Il penultimo appuntamento con la nostra rubrica si occupa di un filone molto battuto negli anni ’80, ovvero il cinema per ragazzi. I banditi del tempo di Terry Gilliam apre il decennio con un’avventura dalle tinte oniriche e dai risvolti allegorici, in perfetta coerenza con l’estro visivo del regista. 



 

Se li si considera sotto una certa ottica, gli anni ’80 possono essere considerati il decennio in cui Hollywood riscopre il pubblico infantile, visto non più come un ammasso di menti da educare a suon di contenuti edulcorati e “controllati”, ma come un target variegato ed esigente. Sono gli anni de I Goonies (1985) e di Gremlins (1984), pellicole che ibridano la componente avventurosa a elementi horror e fantascientifici. I banditi del tempo, uscito nel 1981 e diretto dal membro dei Monty Python Terry Gilliam, spiana coraggiosamente la strada a Joe Dante, Spielberg e compagnia, benché la sua fama sia stata perlopiù eclissata dai ben più famosi epigoni.

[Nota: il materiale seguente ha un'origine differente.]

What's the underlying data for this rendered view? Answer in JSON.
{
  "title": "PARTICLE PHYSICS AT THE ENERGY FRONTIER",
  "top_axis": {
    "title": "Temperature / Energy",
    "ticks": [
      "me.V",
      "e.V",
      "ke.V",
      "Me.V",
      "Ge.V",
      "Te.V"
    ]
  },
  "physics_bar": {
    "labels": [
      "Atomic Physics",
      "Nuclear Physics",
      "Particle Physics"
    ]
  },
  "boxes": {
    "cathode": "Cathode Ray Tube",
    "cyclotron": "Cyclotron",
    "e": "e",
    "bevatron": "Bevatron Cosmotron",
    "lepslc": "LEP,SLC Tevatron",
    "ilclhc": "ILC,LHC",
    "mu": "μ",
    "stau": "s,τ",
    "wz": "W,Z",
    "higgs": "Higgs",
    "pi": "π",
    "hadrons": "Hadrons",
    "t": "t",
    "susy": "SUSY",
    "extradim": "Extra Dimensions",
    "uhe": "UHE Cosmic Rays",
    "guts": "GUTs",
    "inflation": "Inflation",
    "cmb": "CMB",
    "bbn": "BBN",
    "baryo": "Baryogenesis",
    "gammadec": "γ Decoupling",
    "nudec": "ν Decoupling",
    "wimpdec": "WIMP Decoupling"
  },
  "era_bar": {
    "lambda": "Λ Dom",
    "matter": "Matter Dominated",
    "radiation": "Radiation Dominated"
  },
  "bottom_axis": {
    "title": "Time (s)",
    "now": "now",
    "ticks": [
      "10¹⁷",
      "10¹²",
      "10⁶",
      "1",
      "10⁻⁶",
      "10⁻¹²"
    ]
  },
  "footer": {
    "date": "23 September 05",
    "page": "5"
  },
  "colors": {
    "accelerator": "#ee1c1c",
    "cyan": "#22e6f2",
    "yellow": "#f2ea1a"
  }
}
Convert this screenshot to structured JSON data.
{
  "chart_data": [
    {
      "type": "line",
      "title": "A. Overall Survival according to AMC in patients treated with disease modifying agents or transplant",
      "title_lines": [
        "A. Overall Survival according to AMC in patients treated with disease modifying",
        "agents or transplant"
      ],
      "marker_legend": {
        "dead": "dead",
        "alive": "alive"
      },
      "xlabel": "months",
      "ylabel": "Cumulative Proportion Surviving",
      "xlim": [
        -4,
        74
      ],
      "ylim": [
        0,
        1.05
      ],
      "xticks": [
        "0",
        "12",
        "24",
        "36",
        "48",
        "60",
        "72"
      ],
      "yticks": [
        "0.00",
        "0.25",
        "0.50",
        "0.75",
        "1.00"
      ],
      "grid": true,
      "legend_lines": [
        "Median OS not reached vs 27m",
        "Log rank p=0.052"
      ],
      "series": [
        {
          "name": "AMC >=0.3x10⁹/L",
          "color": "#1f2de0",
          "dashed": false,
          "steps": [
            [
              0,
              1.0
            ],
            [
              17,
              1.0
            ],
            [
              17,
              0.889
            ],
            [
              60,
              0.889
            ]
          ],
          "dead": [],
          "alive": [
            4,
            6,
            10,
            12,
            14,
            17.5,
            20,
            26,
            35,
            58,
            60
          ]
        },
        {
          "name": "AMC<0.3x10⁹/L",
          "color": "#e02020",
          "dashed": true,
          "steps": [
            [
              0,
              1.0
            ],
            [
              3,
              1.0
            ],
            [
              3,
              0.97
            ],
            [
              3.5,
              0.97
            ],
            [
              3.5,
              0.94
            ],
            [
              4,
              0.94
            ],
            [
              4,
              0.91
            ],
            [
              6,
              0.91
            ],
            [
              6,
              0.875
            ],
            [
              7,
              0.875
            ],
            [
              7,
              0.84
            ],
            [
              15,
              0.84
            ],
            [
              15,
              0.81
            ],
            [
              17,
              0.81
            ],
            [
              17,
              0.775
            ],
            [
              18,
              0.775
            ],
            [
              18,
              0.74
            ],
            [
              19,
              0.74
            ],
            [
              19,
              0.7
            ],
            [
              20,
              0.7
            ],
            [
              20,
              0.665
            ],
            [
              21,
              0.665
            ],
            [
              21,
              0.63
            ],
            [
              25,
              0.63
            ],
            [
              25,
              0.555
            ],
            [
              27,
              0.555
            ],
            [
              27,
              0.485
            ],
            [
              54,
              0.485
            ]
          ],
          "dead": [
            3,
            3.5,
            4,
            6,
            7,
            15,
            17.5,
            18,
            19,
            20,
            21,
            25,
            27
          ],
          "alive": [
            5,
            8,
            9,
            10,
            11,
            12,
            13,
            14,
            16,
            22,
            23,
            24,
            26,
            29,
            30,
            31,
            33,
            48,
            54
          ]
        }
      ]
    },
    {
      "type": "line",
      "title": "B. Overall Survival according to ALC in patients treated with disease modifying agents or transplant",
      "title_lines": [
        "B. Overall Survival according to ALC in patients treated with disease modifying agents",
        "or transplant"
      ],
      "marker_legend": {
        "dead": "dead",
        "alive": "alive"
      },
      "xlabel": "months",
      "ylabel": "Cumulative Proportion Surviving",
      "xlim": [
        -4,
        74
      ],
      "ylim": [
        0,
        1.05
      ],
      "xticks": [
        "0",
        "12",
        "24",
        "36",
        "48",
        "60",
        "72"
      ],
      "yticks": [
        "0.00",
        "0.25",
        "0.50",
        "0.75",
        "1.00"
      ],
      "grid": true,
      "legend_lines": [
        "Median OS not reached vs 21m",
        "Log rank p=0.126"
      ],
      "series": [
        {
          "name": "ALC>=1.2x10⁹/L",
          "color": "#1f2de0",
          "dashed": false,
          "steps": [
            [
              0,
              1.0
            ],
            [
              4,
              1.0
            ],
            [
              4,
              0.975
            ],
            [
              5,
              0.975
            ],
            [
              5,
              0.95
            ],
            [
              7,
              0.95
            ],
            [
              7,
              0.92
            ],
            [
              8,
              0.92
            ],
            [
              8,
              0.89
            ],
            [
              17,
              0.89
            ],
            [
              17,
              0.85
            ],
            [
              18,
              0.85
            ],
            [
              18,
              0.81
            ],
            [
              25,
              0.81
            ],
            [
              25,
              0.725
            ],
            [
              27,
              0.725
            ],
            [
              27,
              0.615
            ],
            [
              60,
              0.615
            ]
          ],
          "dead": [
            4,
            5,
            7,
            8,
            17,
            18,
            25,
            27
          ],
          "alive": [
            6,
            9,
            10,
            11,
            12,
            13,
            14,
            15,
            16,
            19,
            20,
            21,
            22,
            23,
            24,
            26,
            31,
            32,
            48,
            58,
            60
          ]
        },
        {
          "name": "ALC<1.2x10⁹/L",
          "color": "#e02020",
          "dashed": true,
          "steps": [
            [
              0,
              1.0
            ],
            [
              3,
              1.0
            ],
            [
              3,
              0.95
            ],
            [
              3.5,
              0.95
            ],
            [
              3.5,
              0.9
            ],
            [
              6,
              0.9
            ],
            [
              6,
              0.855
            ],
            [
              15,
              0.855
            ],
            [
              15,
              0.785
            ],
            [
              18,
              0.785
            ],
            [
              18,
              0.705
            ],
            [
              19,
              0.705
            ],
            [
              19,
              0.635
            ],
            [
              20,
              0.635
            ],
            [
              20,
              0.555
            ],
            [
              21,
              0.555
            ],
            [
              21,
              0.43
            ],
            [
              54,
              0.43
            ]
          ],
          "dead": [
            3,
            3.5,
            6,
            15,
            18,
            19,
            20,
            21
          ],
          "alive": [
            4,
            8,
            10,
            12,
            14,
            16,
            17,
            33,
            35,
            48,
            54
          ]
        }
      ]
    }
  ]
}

Kevin (Craig Warnock) è un ragazzo di 11 anni che alle serate di fronte alla tv preferisce i libri e la Storia. Un giorno nella sua camera compare un gruppo di nani, autoproclamatisi “banditi del tempo” in fuga da un’entità superiore. In possesso di un artefatto che permette di viaggiare nel tempo, i banditi (a cui si è aggiunto Kevin) si muovono di epoca in epoca alla ricerca di tesori preziosi, siano essi appartenuti a Napoleone o ai passeggeri del Titanic. A loro si oppone “Il Male” (David Warner), stregone che racchiude in sé tutte le qualità negative dell’antagonista fiabesco.



La trama de I banditi del tempo è lineare, così come lineari sono la maggior parte delle storie destinate principalmente (ma non esclusivamente) a un pubblico pre-adolescenziale. Meno scontate, invece, le frequenti incursioni nel mondo della filosofia, che Gilliam inserisce alleggerendole con il suo caratteristico estro visivo. Non solo lo scontro tra il principio del bene e del male fa propri tutti i cliché della narrativa fantasy – il castello dell’antagonista, tradizionalmente nero e quasi inaccessibile; il protagonista puro di cuore; l’artefatto magico a cui tutti, per un motivo o per l’altro, tendono -, ma solleva consapevolmente interrogativi profondi, come l’inevitabilità del male e la sua irrinunciabilità ai fini dell’equilibrio complessivo. 

Benché a tratti sia invecchiato male, complice un ritmo non sempre perfetto, nei pressi del finale I banditi del tempo preme sull’acceleratore e dà il meglio di sé sia come idee visive (un gigante che usa una nave come copricapo; il castello dell’antagonista nascosto oltre una barriera magica nel mezzo del nulla), sia dal punto di vista della tensione. È qui che Gilliam sceglie la via più ardua, optando per un finale impietoso che ricorda più le fiabe ottocentesche dei fratelli Grimm che non quelle, edulcorate dall'”happy ending”, della Disney. Il successo al botteghino fu scarso, ma pochi anni più tardi il già citato Gremlins avrebbe continuato sulla stessa strada “anti-disneyana”, guadagnandosi questa volta un’importante fetta di pubblico, se non altro come film cult. 

Per quanto sia minore tra i film di Gilliam, I banditi del tempo permette di fotografare nitidamente alcune delle tendenze più vistose del cinema per ragazzi anni ’80, un grande calderone in cui l’avventura “a la Jules Verne” incontra il gotico e la fantascienza, il film di formazione e l’allegoria.